King Charles III will not appear on the new Australian banknote: Why has the British monarch been removed?

Australia removes the british monarchy from its banknotes.

The country’s central bank said Thursday it was new 5 dollar bill would feature an indigenous design rather than an image of King Charles III. However, the king is expected to appear on coins currently bearing the late’s image Queen Elizabeth the second.

The $5 bill was Australia’s only remaining banknote that still featured an image of the monarch.

The bank said the decision followed a consultation with the centre-left Labor Party government, which had backed the move. Opponents say the move was politically motivated.

The British monarch remains Australia’s head of state, although this role is largely symbolic these days. Like many former British colonies, Australia is debating the extent to which it should maintain its constitutional ties with Britain.

Australia’s Reserve Bank said the new $5 bill would feature a design that would replace the portrait of the Queen, who died last year. The bank said the move would honor “the culture and history of the first Australians”.

“The other side of the $5 bill will continue to feature the Australian Parliament,” the bank said in a statement.

Queen Elizabeth II will still appear on the coins

Treasurer Jim Chalmers said the change is an opportunity to strike a good balance.

“The monarch will still be on the coins, but the $5 bill will say more about our history and heritage and our country and I see that as a good thing,” he told reporters in Melbourne.
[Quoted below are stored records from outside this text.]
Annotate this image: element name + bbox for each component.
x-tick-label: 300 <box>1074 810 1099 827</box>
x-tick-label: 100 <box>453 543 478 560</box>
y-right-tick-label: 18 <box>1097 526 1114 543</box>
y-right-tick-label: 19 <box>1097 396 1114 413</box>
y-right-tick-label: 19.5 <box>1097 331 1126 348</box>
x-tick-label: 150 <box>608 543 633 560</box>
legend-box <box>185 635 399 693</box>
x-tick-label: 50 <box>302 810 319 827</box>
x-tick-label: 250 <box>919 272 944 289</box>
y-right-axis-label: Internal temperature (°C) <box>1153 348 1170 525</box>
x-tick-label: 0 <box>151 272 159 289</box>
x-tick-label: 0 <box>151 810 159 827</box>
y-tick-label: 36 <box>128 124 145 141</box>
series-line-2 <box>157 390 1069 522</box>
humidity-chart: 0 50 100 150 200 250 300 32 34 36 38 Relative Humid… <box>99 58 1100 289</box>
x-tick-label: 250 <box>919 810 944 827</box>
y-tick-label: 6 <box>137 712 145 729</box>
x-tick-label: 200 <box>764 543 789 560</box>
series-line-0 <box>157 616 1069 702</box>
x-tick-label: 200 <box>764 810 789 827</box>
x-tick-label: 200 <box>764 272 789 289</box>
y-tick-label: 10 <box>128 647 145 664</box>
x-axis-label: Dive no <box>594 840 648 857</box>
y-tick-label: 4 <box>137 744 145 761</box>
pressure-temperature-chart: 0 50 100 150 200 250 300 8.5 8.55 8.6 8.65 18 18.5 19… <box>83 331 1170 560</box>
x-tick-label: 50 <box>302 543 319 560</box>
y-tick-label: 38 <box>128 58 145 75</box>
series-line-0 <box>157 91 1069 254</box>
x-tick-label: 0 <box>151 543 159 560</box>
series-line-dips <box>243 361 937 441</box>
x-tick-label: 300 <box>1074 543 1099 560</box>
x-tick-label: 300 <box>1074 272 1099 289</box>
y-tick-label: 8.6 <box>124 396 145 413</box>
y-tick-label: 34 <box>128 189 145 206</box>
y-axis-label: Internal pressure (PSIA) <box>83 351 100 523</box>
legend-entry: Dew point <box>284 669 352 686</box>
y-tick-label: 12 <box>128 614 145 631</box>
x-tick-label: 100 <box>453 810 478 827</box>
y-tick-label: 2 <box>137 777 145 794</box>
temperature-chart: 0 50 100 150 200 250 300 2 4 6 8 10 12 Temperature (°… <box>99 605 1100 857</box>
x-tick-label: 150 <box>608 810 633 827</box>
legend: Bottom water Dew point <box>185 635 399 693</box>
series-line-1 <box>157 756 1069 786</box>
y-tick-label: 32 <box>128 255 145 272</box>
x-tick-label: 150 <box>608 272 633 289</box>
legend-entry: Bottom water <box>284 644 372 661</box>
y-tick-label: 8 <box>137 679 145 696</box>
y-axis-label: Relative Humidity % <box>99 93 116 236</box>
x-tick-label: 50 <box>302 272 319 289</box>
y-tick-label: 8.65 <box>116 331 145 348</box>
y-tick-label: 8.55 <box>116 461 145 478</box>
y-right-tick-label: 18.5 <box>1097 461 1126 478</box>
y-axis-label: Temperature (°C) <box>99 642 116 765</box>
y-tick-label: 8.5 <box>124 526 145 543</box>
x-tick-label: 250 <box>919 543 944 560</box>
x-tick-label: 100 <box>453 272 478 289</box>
Opposition leader Peter Dutton likened the move to changing the date of the national holiday, Australia Day.

“I know the silent majority disagrees with a lot of the nonsense raised, but we need to hear more from these people online,” he told 2GB Radio.

Dutton said Prime Minister Anthony Albanese was central to the King’s decision not to appear on the note and urged him to “commit to doing so”.

After taking office last year, Albanese began laying the groundwork for an Australian republic by creating a new position of Deputy Secretary of State for the Republic, but holding a referendum to sever constitutional ties with Britain was not a top priority for his government .

The bank plans to consult with indigenous groups on the design of the $5 bill, a process it expects will take several years before the new note is released.

The current $5 will be issued until the new design is released and will remain legal tender after the new note is released.

King Charles III’s face is expected to appear on Australian coins later this year.

One Australian dollar is worth around 71 cents in US currency.

With the release of the 50 pence coin in December, the UK currency began its transition to the new monarch. The obverse of the coin features Charles, while the reverse commemorates his mother.

There were 208 million $5 notes worth AU$1.04 billion ($734 million) in circulation this week, according to the Reserve Bank of Australia.

Australia’s smallest denomination accounts for 10% of the more than 2 billion Australian banknotes in circulation.

Albanese’s centre-left Labor Party wants Australia to become a republic with an Australian citizen as head of state instead of the British monarch.

After Labor won the general election in May last year, the Albanian appointed Matt Thistlethwaite as Deputy Minister for the Republic. Thistlethwaite said in June it would not change during the Queen’s lifetime.

Australians voted to retain the British monarch as Australia’s head of state in a 1999 referendum proposed by a Labor government.

By the time the Queen died, the government had already pledged to hold a referendum later this year to recognize tribal people in the constitution. The government has dismissed the addition of a republic issue to this referendum as an unwanted distraction from its indigenous priority.

At one time, Queen Elizabeth II appeared in at least 33 different currencies, more than any other monarch, an achievement noted by Guinness World Records.